On 12 October 1966, Go-Set magazine reported that the show had been sold to an unspecified American television network and was to be aired to fifty million people, but that never materialised.

==Kommotion label==
Like The Go!! Show, the success of Kommotion also gave rise to a short-lived pop record label of the same name. The label was set up to promote artists who appeared on the show. It is believed to have been owned by pop entrepreneur Ivan Dayman. Some early releases were produced by Nat Kipner (father of musician Steve Kipner), who went on to briefly manage and produce The Bee Gees before they left Australia, but most of the Kommotion Records releases were produced by Pat Aulton. The label folded in 1967 when Dayman's Sunshine promotions and recording company went broke, around the same time that the TV show was cancelled.

==Series cancellation==
Although the device of miming to overseas releases proved popular and highly cost-effective, it was in fact this very practice that brought about the demise of Kommotion—the series was cancelled in early 1967 after Australian Actors Equity imposed a ban on miming on all music TV shows, due to concerns that the practice was denying work to Australian musicians.

Like many other Australian pop shows of the period, most of the original tapes of Kommotion were subsequently erased or disposed of.
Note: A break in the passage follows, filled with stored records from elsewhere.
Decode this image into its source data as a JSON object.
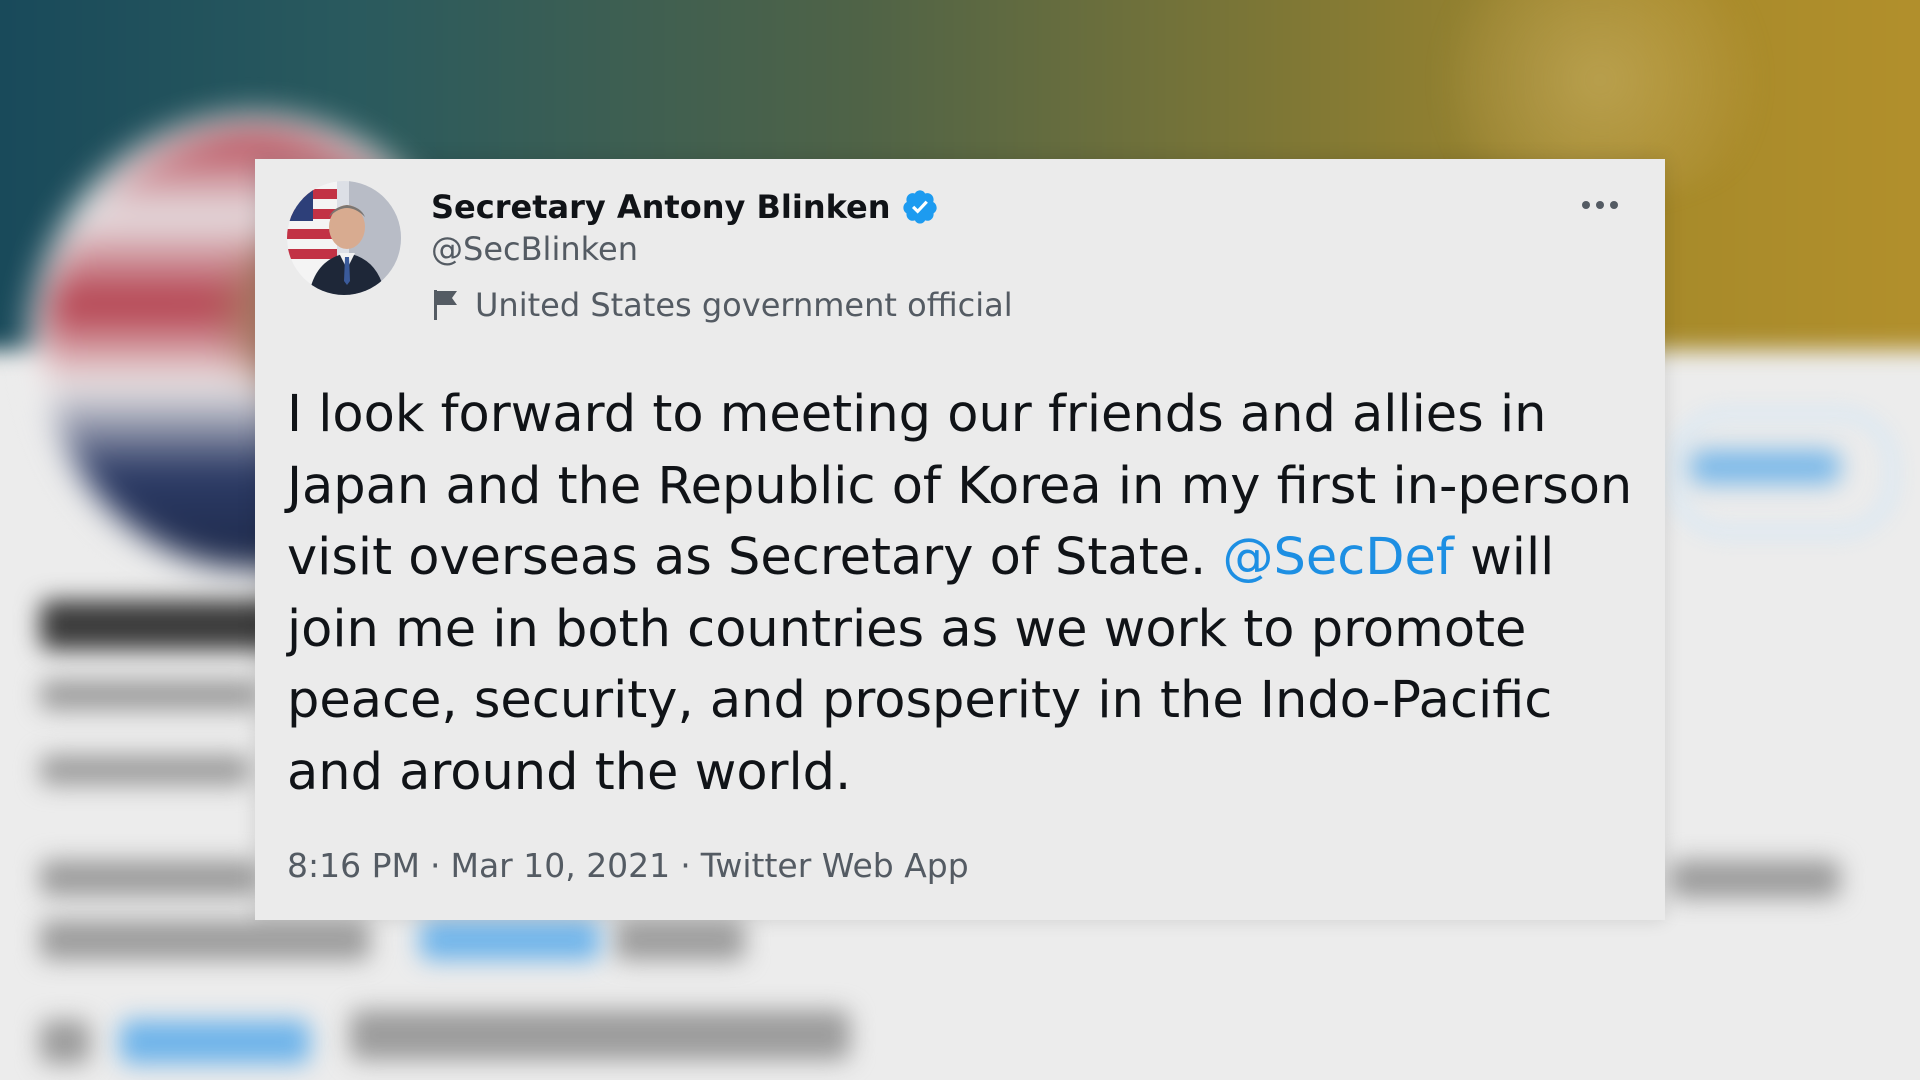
{
  "tweet": {
    "display_name": "Secretary Antony Blinken",
    "handle": "@SecBlinken",
    "affiliation": "United States government official",
    "text_before": "I look forward to meeting our friends and allies in Japan and the Republic of Korea in my first in-person visit overseas as Secretary of State. ",
    "mention": "@SecDef",
    "text_after": " will join me in both countries as we work to promote peace, security, and prosperity in the Indo-Pacific and around the world.",
    "time": "8:16 PM",
    "date": "Mar 10, 2021",
    "separator": "·",
    "source": "Twitter Web App"
  },
  "icons": {
    "verified": "verified-badge-icon",
    "affiliation": "flag-icon",
    "more": "more-options-icon"
  },
  "colors": {
    "mention": "#1d8fe3",
    "verified": "#1d9bf0",
    "secondary_text": "#545b63",
    "primary_text": "#101317"
  }
}
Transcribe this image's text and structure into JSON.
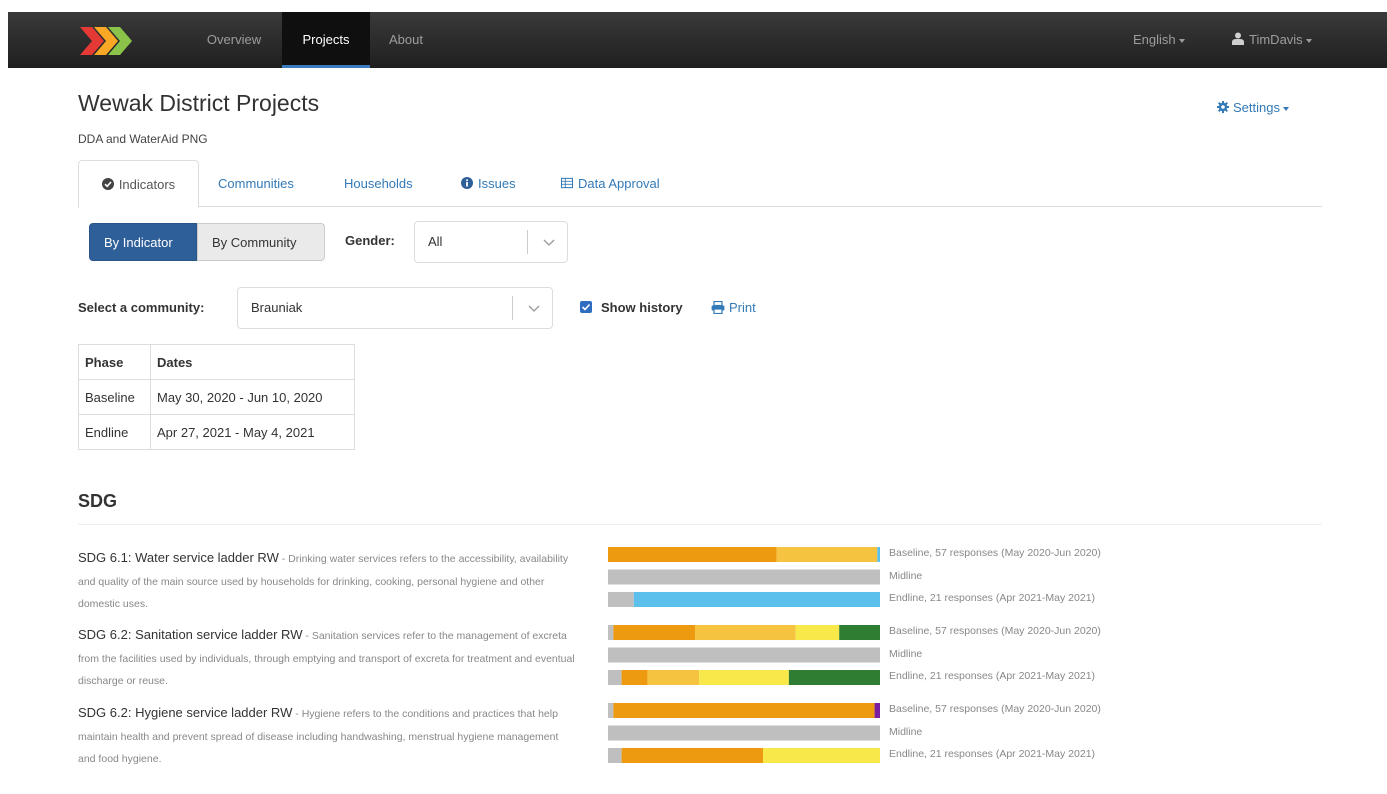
{
  "navbar": {
    "items": [
      {
        "label": "Overview",
        "active": false
      },
      {
        "label": "Projects",
        "active": true
      },
      {
        "label": "About",
        "active": false
      }
    ],
    "language": "English",
    "user": "TimDavis",
    "accent_color": "#3a7bbf"
  },
  "header": {
    "title": "Wewak District Projects",
    "subtitle": "DDA and WaterAid PNG",
    "settings_label": "Settings"
  },
  "tabs": [
    {
      "label": "Indicators",
      "icon": "check-circle-icon",
      "active": true
    },
    {
      "label": "Communities",
      "icon": "",
      "active": false
    },
    {
      "label": "Households",
      "icon": "",
      "active": false
    },
    {
      "label": "Issues",
      "icon": "info-circle-icon",
      "active": false
    },
    {
      "label": "Data Approval",
      "icon": "table-icon",
      "active": false
    }
  ],
  "view_toggle": {
    "by_indicator": "By Indicator",
    "by_community": "By Community",
    "selected": "By Indicator"
  },
  "gender": {
    "label": "Gender:",
    "value": "All"
  },
  "community": {
    "label": "Select a community:",
    "value": "Brauniak"
  },
  "show_history": {
    "label": "Show history",
    "checked": true
  },
  "print_label": "Print",
  "phase_table": {
    "headers": [
      "Phase",
      "Dates"
    ],
    "rows": [
      [
        "Baseline",
        "May 30, 2020 - Jun 10, 2020"
      ],
      [
        "Endline",
        "Apr 27, 2021 - May 4, 2021"
      ]
    ]
  },
  "sdg": {
    "heading": "SDG",
    "indicators": [
      {
        "name": "SDG 6.1: Water service ladder RW",
        "description": " - Drinking water services refers to the accessibility, availability and quality of the main source used by households for drinking, cooking, personal hygiene and other domestic uses."
      },
      {
        "name": "SDG 6.2: Sanitation service ladder RW",
        "description": " - Sanitation services refer to the management of excreta from the facilities used by individuals, through emptying and transport of excreta for treatment and eventual discharge or reuse."
      },
      {
        "name": "SDG 6.2: Hygiene service ladder RW",
        "description": " - Hygiene refers to the conditions and practices that help maintain health and prevent spread of disease including handwashing, menstrual hygiene management and food hygiene."
      }
    ]
  },
  "chart_data": {
    "type": "bar",
    "orientation": "horizontal-stacked-100",
    "groups": [
      {
        "indicator": "SDG 6.1: Water service ladder RW",
        "rows": [
          {
            "label": "Baseline, 57 responses (May 2020-Jun 2020)",
            "segments": [
              {
                "color": "#ee9a11",
                "value": 62
              },
              {
                "color": "#f6c340",
                "value": 37
              },
              {
                "color": "#5bc0eb",
                "value": 1
              }
            ]
          },
          {
            "label": "Midline",
            "segments": [
              {
                "color": "#bfbfbf",
                "value": 100
              }
            ]
          },
          {
            "label": "Endline, 21 responses (Apr 2021-May 2021)",
            "segments": [
              {
                "color": "#bfbfbf",
                "value": 9.5
              },
              {
                "color": "#5bc0eb",
                "value": 90.5
              }
            ]
          }
        ]
      },
      {
        "indicator": "SDG 6.2: Sanitation service ladder RW",
        "rows": [
          {
            "label": "Baseline, 57 responses (May 2020-Jun 2020)",
            "segments": [
              {
                "color": "#bfbfbf",
                "value": 2
              },
              {
                "color": "#ee9a11",
                "value": 30
              },
              {
                "color": "#f6c340",
                "value": 37
              },
              {
                "color": "#f8e84a",
                "value": 16
              },
              {
                "color": "#2e7d32",
                "value": 15
              }
            ]
          },
          {
            "label": "Midline",
            "segments": [
              {
                "color": "#bfbfbf",
                "value": 100
              }
            ]
          },
          {
            "label": "Endline, 21 responses (Apr 2021-May 2021)",
            "segments": [
              {
                "color": "#bfbfbf",
                "value": 5
              },
              {
                "color": "#ee9a11",
                "value": 9.5
              },
              {
                "color": "#f6c340",
                "value": 19
              },
              {
                "color": "#f8e84a",
                "value": 33
              },
              {
                "color": "#2e7d32",
                "value": 33.5
              }
            ]
          }
        ]
      },
      {
        "indicator": "SDG 6.2: Hygiene service ladder RW",
        "rows": [
          {
            "label": "Baseline, 57 responses (May 2020-Jun 2020)",
            "segments": [
              {
                "color": "#bfbfbf",
                "value": 2
              },
              {
                "color": "#ee9a11",
                "value": 96
              },
              {
                "color": "#7b1fa2",
                "value": 2
              }
            ]
          },
          {
            "label": "Midline",
            "segments": [
              {
                "color": "#bfbfbf",
                "value": 100
              }
            ]
          },
          {
            "label": "Endline, 21 responses (Apr 2021-May 2021)",
            "segments": [
              {
                "color": "#bfbfbf",
                "value": 5
              },
              {
                "color": "#ee9a11",
                "value": 52
              },
              {
                "color": "#f8e84a",
                "value": 43
              }
            ]
          }
        ]
      }
    ]
  }
}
The small amount of material that has survived was copied from the Channel 0 archive in the 1990s and copies have since circulated widely among collectors of Australian popular music.

The floor manager for both Kommotion and The Go!! Show was Ralph Baker, who became well known in Melbourne in the late 1960s as Melbourne's version of "Deadly Earnest", the late night horror movie presenter. There was a local 'Earnest' in several capitals, with Sydney's Ian Bannerman being the original. Baker subsequently became the original floor manager on 0-10's later pop show Uptight.